Meeting Miss 405 is a short book, but it deals with a lot of heavy material.  Tansy’s mom is struggling with depression and it has affected the entire family.  Not sure what to think, Tansy oscillates between anger and pity, all while missing her mom terribly.  Dad is struggling to keep it all together and Tansy slowly realizes that he is feeling much like her, only as a grown-up he isn’t as free to show it.  And then there is Miss Stella.  She reminds me a bit of the audacious Somerset sisters in Cornelia and the Audacious Escapades of the Somerset Sisters. Not at all who she seems to be in the beginning, she serves as a stabilizing factor in Tansy’s life.  Wise and gentle, she also tells it like it is, all while helping Tansy to slow down and live in the moment while forgetting her worries.  

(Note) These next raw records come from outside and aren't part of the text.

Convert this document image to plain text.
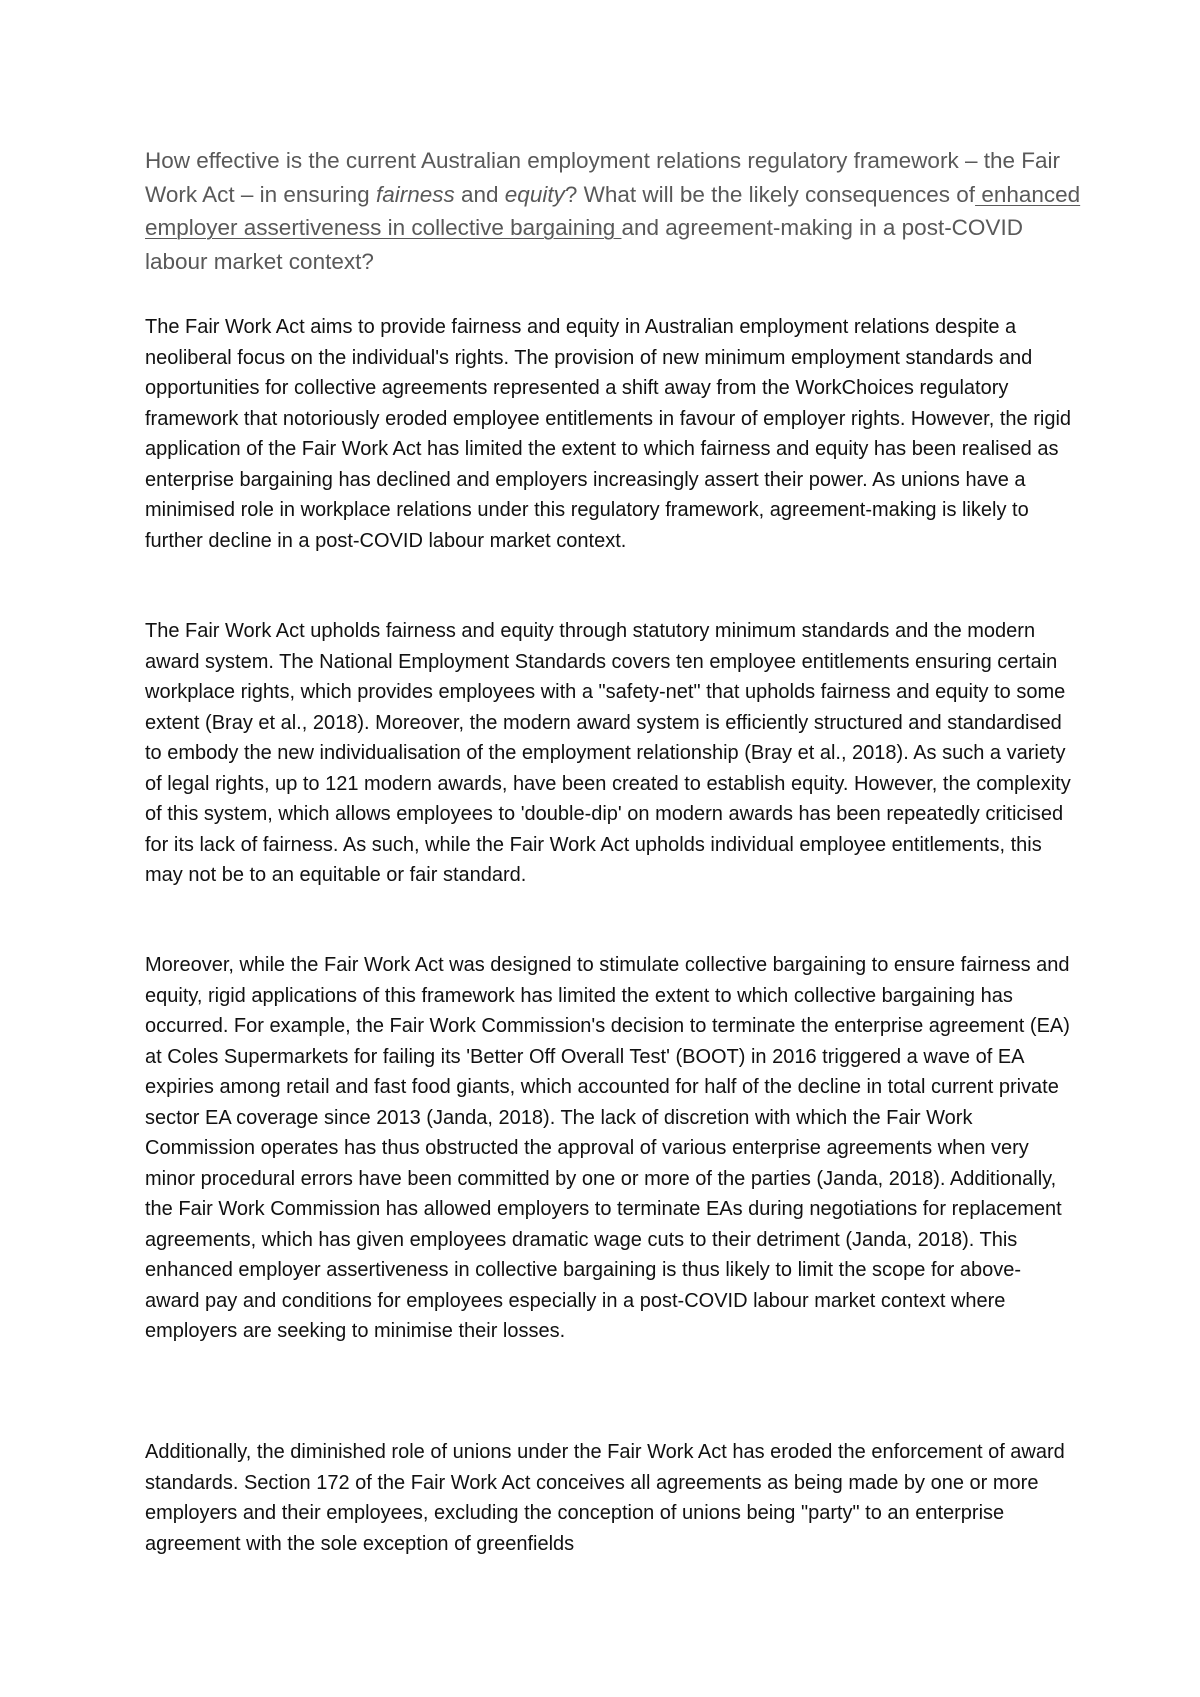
How effective is the current Australian employment relations regulatory framework – the Fair Work Act – in ensuring fairness and equity? What will be the likely consequences of enhanced employer assertiveness in collective bargaining and agreement-making in a post-COVID labour market context?

The Fair Work Act aims to provide fairness and equity in Australian employment relations despite a neoliberal focus on the individual's rights. The provision of new minimum employment standards and opportunities for collective agreements represented a shift away from the WorkChoices regulatory framework that notoriously eroded employee entitlements in favour of employer rights. However, the rigid application of the Fair Work Act has limited the extent to which fairness and equity has been realised as enterprise bargaining has declined and employers increasingly assert their power. As unions have a minimised role in workplace relations under this regulatory framework, agreement-making is likely to further decline in a post-COVID labour market context.

The Fair Work Act upholds fairness and equity through statutory minimum standards and the modern award system. The National Employment Standards covers ten employee entitlements ensuring certain workplace rights, which provides employees with a "safety-net" that upholds fairness and equity to some extent (Bray et al., 2018). Moreover, the modern award system is efficiently structured and standardised to embody the new individualisation of the employment relationship (Bray et al., 2018). As such a variety of legal rights, up to 121 modern awards, have been created to establish equity. However, the complexity of this system, which allows employees to 'double-dip' on modern awards has been repeatedly criticised for its lack of fairness. As such, while the Fair Work Act upholds individual employee entitlements, this may not be to an equitable or fair standard.

Moreover, while the Fair Work Act was designed to stimulate collective bargaining to ensure fairness and equity, rigid applications of this framework has limited the extent to which collective bargaining has occurred. For example, the Fair Work Commission's decision to terminate the enterprise agreement (EA) at Coles Supermarkets for failing its 'Better Off Overall Test' (BOOT) in 2016 triggered a wave of EA expiries among retail and fast food giants, which accounted for half of the decline in total current private sector EA coverage since 2013 (Janda, 2018). The lack of discretion with which the Fair Work Commission operates has thus obstructed the approval of various enterprise agreements when very minor procedural errors have been committed by one or more of the parties (Janda, 2018). Additionally, the Fair Work Commission has allowed employers to terminate EAs during negotiations for replacement agreements, which has given employees dramatic wage cuts to their detriment (Janda, 2018). This enhanced employer assertiveness in collective bargaining is thus likely to limit the scope for above-award pay and conditions for employees especially in a post-COVID labour market context where employers are seeking to minimise their losses.

Additionally, the diminished role of unions under the Fair Work Act has eroded the enforcement of award standards. Section 172 of the Fair Work Act conceives all agreements as being made by one or more employers and their employees, excluding the conception of unions being "party" to an enterprise agreement with the sole exception of greenfields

Full of thought-provoking issues, this was a novel I fully enjoyed.  One of my favorite aspects was that the book didn’t wrap everything up in a neat little package at the end.  Tansy’s mom is depressed, which isn’t something that magically goes away, and Lois Peterson makes that clear.  In today’s world, too many of our students struggle with depression in their family and this is the first intermediate book that I have seen realistically deal with the topic.

I really enjoyed the book, and honestly didn’t expect to.  From the cover and the back copy, it seemed like a book for very young readers.  I was pleasantly surprised to find it was very deep and thought-provoking.  Orca Book Publishers should really be marketing this as more of a high-low novel, as the plot revolves around some heady issues but the text is at an accessible level.  I have a handful of readers this year who will really enjoy this book immensely and actually be able to comprehend it without struggling.   My only issue is that the bottom front cover includes the copy “Orca Young Readers”.  I think a lot of intermediate kids will be turned off by this, because it makes the novel seem like a “baby” book.  Hopefully, I will be able to sway my struggling readers to read this title!


*This review reflects my opinion and not those of the Cybils Middle Grade panel as a whole.